Data Disclosure with Non-zero Leakage and Non-invertible Leakage Matrix

TL;DR

This paper develops a privacy mechanism design framework that balances data utility and privacy leakage by analyzing geometric properties of optimal solutions under a strong privacy criterion, especially considering non-zero leakage and non-invertible leakage matrices.

Contribution

It introduces a geometric approach to privacy mechanism design under non-zero leakage with non-invertible matrices, enabling linear programming solutions for privacy-utility trade-offs.

Findings

Allowing small leakage significantly improves utility.

The geometric structure of optimal mechanisms is perturbations of fixed distributions.

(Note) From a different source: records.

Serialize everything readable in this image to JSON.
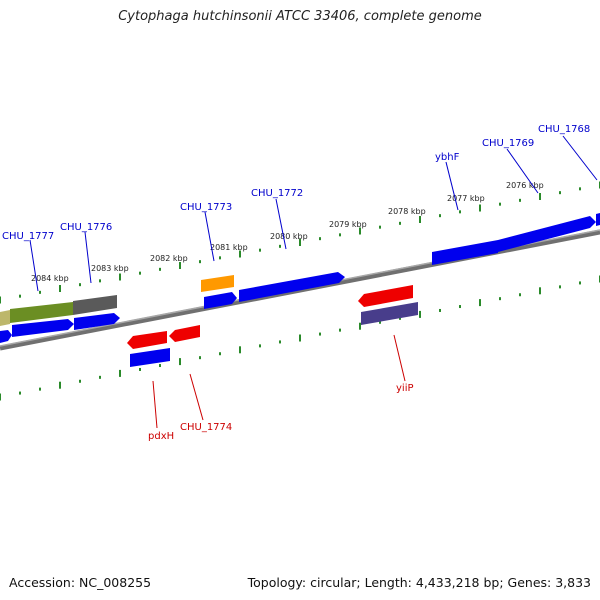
{
  "title": "Cytophaga hutchinsonii ATCC 33406, complete genome",
  "footer": {
    "accession": "Accession: NC_008255",
    "topology": "Topology: circular; Length: 4,433,218 bp; Genes: 3,833"
  },
  "colors": {
    "backbone": "#888888",
    "tick": "#2a8a2a",
    "gene_blue": "#0000ee",
    "gene_red": "#ee0000",
    "gene_orange": "#ff9900",
    "gene_olive": "#6b8e23",
    "gene_khaki": "#bdb76b",
    "gene_gray": "#696969",
    "gene_navy": "#483d8b",
    "label_blue": "#0000cc",
    "label_red": "#cc0000"
  },
  "scale_labels": [
    "2084 kbp",
    "2083 kbp",
    "2082 kbp",
    "2081 kbp",
    "2080 kbp",
    "2079 kbp",
    "2078 kbp",
    "2077 kbp",
    "2076 kbp"
  ],
  "gene_labels": [
    "CHU_1777",
    "CHU_1776",
    "CHU_1773",
    "CHU_1772",
    "ybhF",
    "CHU_1769",
    "CHU_1768",
    "pdxH",
    "CHU_1774",
    "yiiP"
  ]
}
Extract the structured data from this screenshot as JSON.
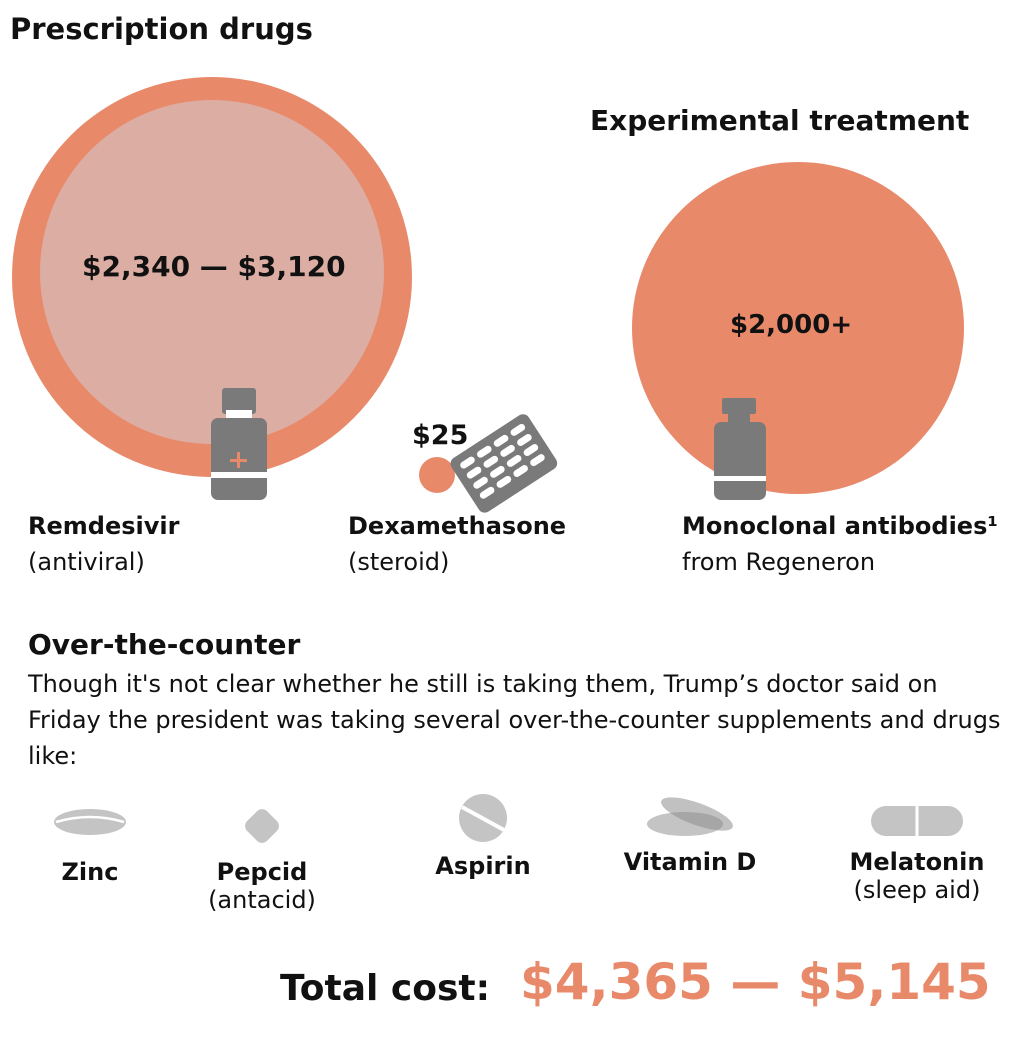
{
  "sections": {
    "prescription_title": "Prescription drugs",
    "experimental_title": "Experimental treatment",
    "otc_title": "Over-the-counter",
    "otc_description": "Though it's not clear whether he still is taking them, Trump’s doctor said on Friday the president was taking several over-the-counter supplements and drugs like:"
  },
  "drugs": {
    "remdesivir": {
      "price": "$2,340 — $3,120",
      "name": "Remdesivir",
      "type": "(antiviral)"
    },
    "dexamethasone": {
      "price": "$25",
      "name": "Dexamethasone",
      "type": "(steroid)"
    },
    "monoclonal": {
      "price": "$2,000+",
      "name": "Monoclonal antibodies¹",
      "type": "from Regeneron"
    }
  },
  "otc_items": [
    {
      "name": "Zinc",
      "note": ""
    },
    {
      "name": "Pepcid",
      "note": "(antacid)"
    },
    {
      "name": "Aspirin",
      "note": ""
    },
    {
      "name": "Vitamin D",
      "note": ""
    },
    {
      "name": "Melatonin",
      "note": "(sleep aid)"
    }
  ],
  "total": {
    "label": "Total cost:",
    "value": "$4,365 — $5,145"
  },
  "colors": {
    "accent": "#e8896a",
    "light": "#dcaea3",
    "icon": "#7a7a7a",
    "pill": "#c4c4c4"
  }
}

The proposed method outperforms existing approaches in privacy-utility trade-offs.

Abstract

We study a statistical signal processing privacy problem, where an agent observes useful data $Y$ and wants to reveal the information to a user. Since the useful data is correlated with the private data $X$, the agent employs a privacy mechanism to generate data $U$ that can be released. We study the privacy mechanism design that maximizes the revealed information about $Y$ while satisfying a strong $\ell_1$-privacy criterion. When a sufficiently small leakage is allowed, we show that the optimizer vectors of the privacy mechanism design problem have a specific geometry, i.e., they are perturbations of fixed vector distributions. This geometrical structure allows us to use a local approximation of the conditional entropy. By using this approximation the original optimization problem can be reduced to a linear program so that an approximate solution for privacy mechanism can be easily obtained. The main contribution of this work is to consider non-zero leakage with a non-invertible leakage matrix. In an example inspired by water mark application, we first investigate the accuracy of the approximation. Then, we employ different measures for utility and privacy leakage to compare the privacy-utility trade-off using our approach with other methods. In particular, it has been shown that by allowing small leakage, significant utility can be achieved using our method compared to the case where no leakage is allowed.